Polizeikontrollen im Selfkant : Zu schnell und berauscht unterwegs

Intensive Polizeikontrollen haben am Dienstag zahlreiche Verstöße zu Tage gebracht. Der Verkehrsdienst der Kreispolizeibehörde Heinsberg richtete in der Zeit von 10 bis 18 Uhr das Augenmerk auf Hauptunfallursachen wie Fahren unter Alkohol- und Drogeneinfluss, überhöhte Geschwindigkeit, Ablenkung sowie Gurtverstöße.

„Die Kontrolle wurde in Selfkant-Tüddern auf der Sittarder Straße/Millener Weg mit Unterstützung weiterer Heinsberger Polizeikräfte und drei niederländischen Beamten durchgeführt. Rund 80 Pkw, Lkw und Zweiräder wurden von den eingesetzten Beamten kontrolliert“, so die Bilanz der Kreispolizeibehörde.

Drei Fahrer hatten vor Antritt der Fahrt Betäubungsmittel konsumiert. Hier wurden Blutproben entnommen, Anzeigen vorgelegt und die Weiterfahrt untersagt. Eine dieser Personen war zudem im Besitz von Betäubungsmitteln. Diese wurden sichergestellt und eine Strafanzeige gefertigt.

Verwarngelder

„Ein Fahrer war durch die Nutzung seines Mobiltelefons abgelenkt und erhält eine Anzeige sowie einen Punkt in der Flensburger Kartei“, so Polizeisprecher Karl-Heinz Frenken. Zudem: Insgesamt zehn Fahrer hatten den vorgeschriebenen Sicherheitsgurt nicht angelegt. Ohne Helm waren sieben Mofafahrer unterwegs. Allen droht nun ein Verwarngeld. Frenken: „Ein Autofahrer hatte sein Kind im Pkw nicht richtig gesichert. Auch hier war ein Verwarngeld die Folge.“

Ohne die entsprechende Fahrerlaubnis war eine Person mit dem Motorrad unterwegs. Hier wurde eine Anzeige vorgelegt und die Weiterfahrt untersagt. Ebenso erhält der Halter des Motorrads eine Anzeige. Ihre Ladung hatten vier Fahrzeugführer nicht ordnungsgemäß gesichert. Auch in diesen Fällen wurden Verwarngelder verhängt.

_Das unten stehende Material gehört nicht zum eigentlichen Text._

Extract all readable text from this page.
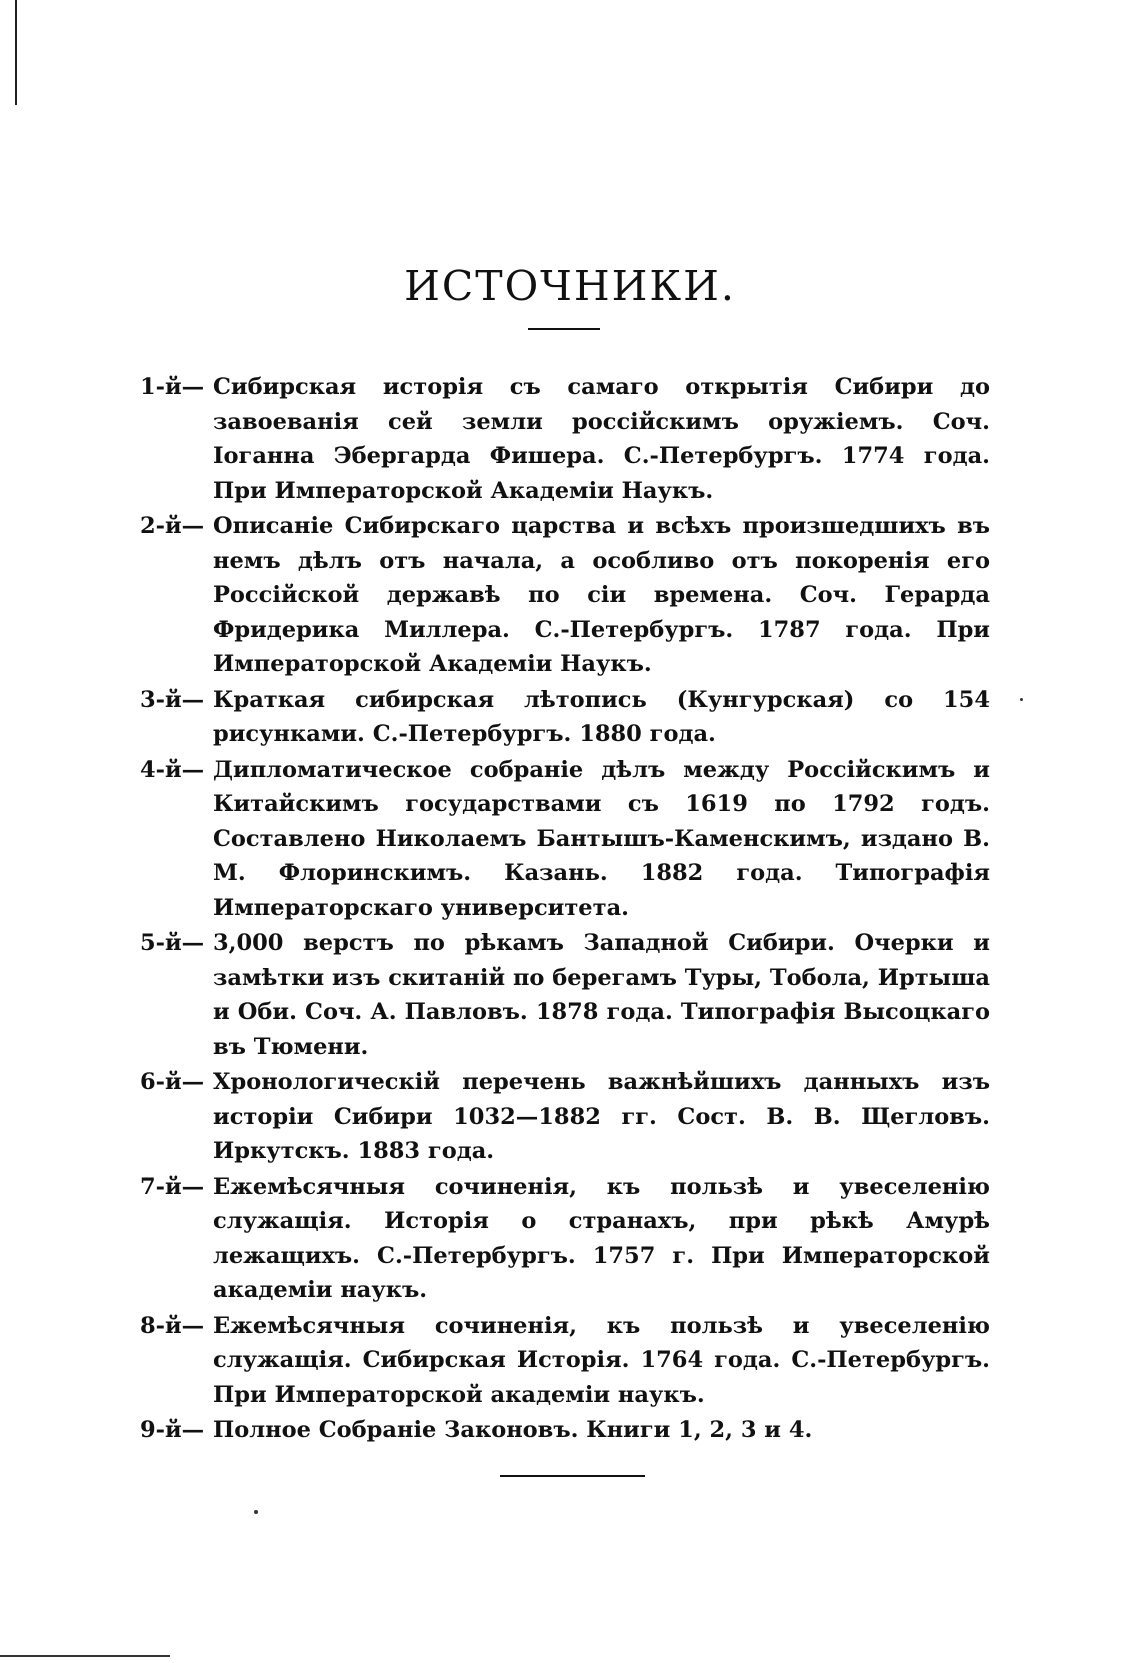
ИСТОЧНИКИ.
1-й— Сибирская исторія съ самаго открытія Сибири до завоеванія сей земли россійскимъ оружіемъ. Соч. Іоганна Эбергарда Фишера. С.-Петербургъ. 1774 года. При Императорской Академіи Наукъ.
2-й— Описаніе Сибирскаго царства и всѣхъ произшедшихъ въ немъ дѣлъ отъ начала, а особливо отъ покоренія его Россійской державѣ по сіи времена. Соч. Герарда Фридерика Миллера. С.-Петербургъ. 1787 года. При Императорской Академіи Наукъ.
3-й— Краткая сибирская лѣтопись (Кунгурская) со 154 рисунками. С.-Петербургъ. 1880 года.
4-й— Дипломатическое собраніе дѣлъ между Россійскимъ и Китайскимъ государствами съ 1619 по 1792 годъ. Составлено Николаемъ Бантышъ-Каменскимъ, издано В. М. Флоринскимъ. Казань. 1882 года. Типографія Императорскаго университета.
5-й— 3,000 верстъ по рѣкамъ Западной Сибири. Очерки и замѣтки изъ скитаній по берегамъ Туры, Тобола, Иртыша и Оби. Соч. А. Павловъ. 1878 года. Типографія Высоцкаго въ Тюмени.
6-й— Хронологическій перечень важнѣйшихъ данныхъ изъ исторіи Сибири 1032—1882 гг. Сост. В. В. Щегловъ. Иркутскъ. 1883 года.
7-й— Ежемѣсячныя сочиненія, къ пользѣ и увеселенію служащія. Исторія о странахъ, при рѣкѣ Амурѣ лежащихъ. С.-Петербургъ. 1757 г. При Императорской академіи наукъ.
8-й— Ежемѣсячныя сочиненія, къ пользѣ и увеселенію служащія. Сибирская Исторія. 1764 года. С.-Петербургъ. При Императорской академіи наукъ.
9-й— Полное Собраніе Законовъ. Книги 1, 2, 3 и 4.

Ein weiterer Fahrzeugführer hatte laut Polizeisprecher Frenken an seinem Anhänger ein Kennzeichen angebracht, „das den Anschein einer ordnungsgemäßen Zulassung erweckte. Außerdem war am Siegel der Hauptuntersuchung des Zugfahrzeuges die Jahreszahl überklebt, sodass diese nicht mehr zu erkennen war. Hier legten die Beamten eine Strafanzeige vor.“

Bei der Kontrolle eines gemieteten Lkw wurden zwei Personen albanischer Herkunft angetroffen. Laut Mietvertrag hätte der Fahrer den Wagen aber nicht führen dürfen. Zudem bestand gegen ihn ein Einreiseverbot in die Bundesrepublik Deutschland. „Die Person wurde wegen des Verdachts auf illegalen Aufenthalt vorläufig festgenommen und dem Polizeigewahrsam in Heinsberg zugeführt. Das Fahrzeug wurde sichergestellt“, so Frenken.

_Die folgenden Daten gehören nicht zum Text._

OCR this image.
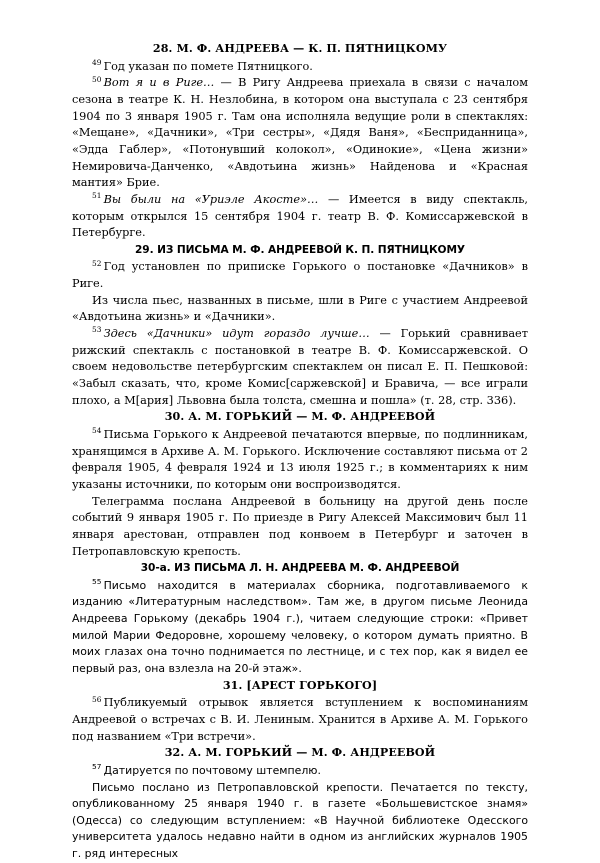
28. М. Ф. АНДРЕЕВА — К. П. ПЯТНИЦКОМУ

$^{49}$ Год указан по помете Пятницкого.

$^{50}$ Вот я и в Риге… — В Ригу Андреева приехала в связи с началом сезона в театре К. Н. Незлобина, в котором она выступала с 23 сентября 1904 по 3 января 1905 г. Там она исполняла ведущие роли в спектаклях: «Мещане», «Дачники», «Три сестры», «Дядя Ваня», «Бесприданница», «Эдда Габлер», «Потонувший колокол», «Одинокие», «Цена жизни» Немировича-Данченко, «Авдотьина жизнь» Найденова и «Красная мантия» Брие.

$^{51}$ Вы были на «Уриэле Акосте»… — Имеется в виду спектакль, которым открылся 15 сентября 1904 г. театр В. Ф. Комиссаржевской в Петербурге.

29. ИЗ ПИСЬМА М. Ф. АНДРЕЕВОЙ К. П. ПЯТНИЦКОМУ

$^{52}$ Год установлен по приписке Горького о постановке «Дачников» в Риге.

Из числа пьес, названных в письме, шли в Риге с участием Андреевой «Авдотьина жизнь» и «Дачники».

$^{53}$ Здесь «Дачники» идут гораздо лучше… — Горький сравнивает рижский спектакль с постановкой в театре В. Ф. Комиссаржевской. О своем недовольстве петербургским спектаклем он писал Е. П. Пешковой: «Забыл сказать, что, кроме Комис[саржевской] и Бравича, — все играли плохо, а М[ария] Львовна была толста, смешна и пошла» (т. 28, стр. 336).

30. А. М. ГОРЬКИЙ — М. Ф. АНДРЕЕВОЙ

$^{54}$ Письма Горького к Андреевой печатаются впервые, по подлинникам, хранящимся в Архиве А. М. Горького. Исключение составляют письма от 2 февраля 1905, 4 февраля 1924 и 13 июля 1925 г.; в комментариях к ним указаны источники, по которым они воспроизводятся.

Телеграмма послана Андреевой в больницу на другой день после событий 9 января 1905 г. По приезде в Ригу Алексей Максимович был 11 января арестован, отправлен под конвоем в Петербург и заточен в Петропавловскую крепость.

30-а. ИЗ ПИСЬМА Л. Н. АНДРЕЕВА М. Ф. АНДРЕЕВОЙ

$^{55}$ Письмо находится в материалах сборника, подготавливаемого к изданию «Литературным наследством». Там же, в другом письме Леонида Андреева Горькому (декабрь 1904 г.), читаем следующие строки: «Привет милой Марии Федоровне, хорошему человеку, о котором думать приятно. В моих глазах она точно поднимается по лестнице, и с тех пор, как я видел ее первый раз, она взлезла на 20-й этаж».

31. [АРЕСТ ГОРЬКОГО]

$^{56}$ Публикуемый отрывок является вступлением к воспоминаниям Андреевой о встречах с В. И. Лениным. Хранится в Архиве А. М. Горького под названием «Три встречи».

32. А. М. ГОРЬКИЙ — М. Ф. АНДРЕЕВОЙ

$^{57}$ Датируется по почтовому штемпелю.

Письмо послано из Петропавловской крепости. Печатается по тексту, опубликованному 25 января 1940 г. в газете «Большевистское знамя» (Одесса) со следующим вступлением: «В Научной библиотеке Одесского университета удалось недавно найти в одном из английских журналов 1905 г. ряд интересных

Bei begleitenden Geschwindigkeitsmessungen im Selfkant auf der Bundesstraße 56 wurden 286 Autofahrer mit überhöhter Geschwindigkeit gemessen. Bei 243 von ihnen wurde ein Verwarngeld erhoben. 43 Fahrer waren so schnell, dass sie neben einem Bußgeld auch mit Punkten in Flensburg rechnen müssen. Auf acht Fahrer wird zusätzlich auch noch ein Fahrverbot zukommen.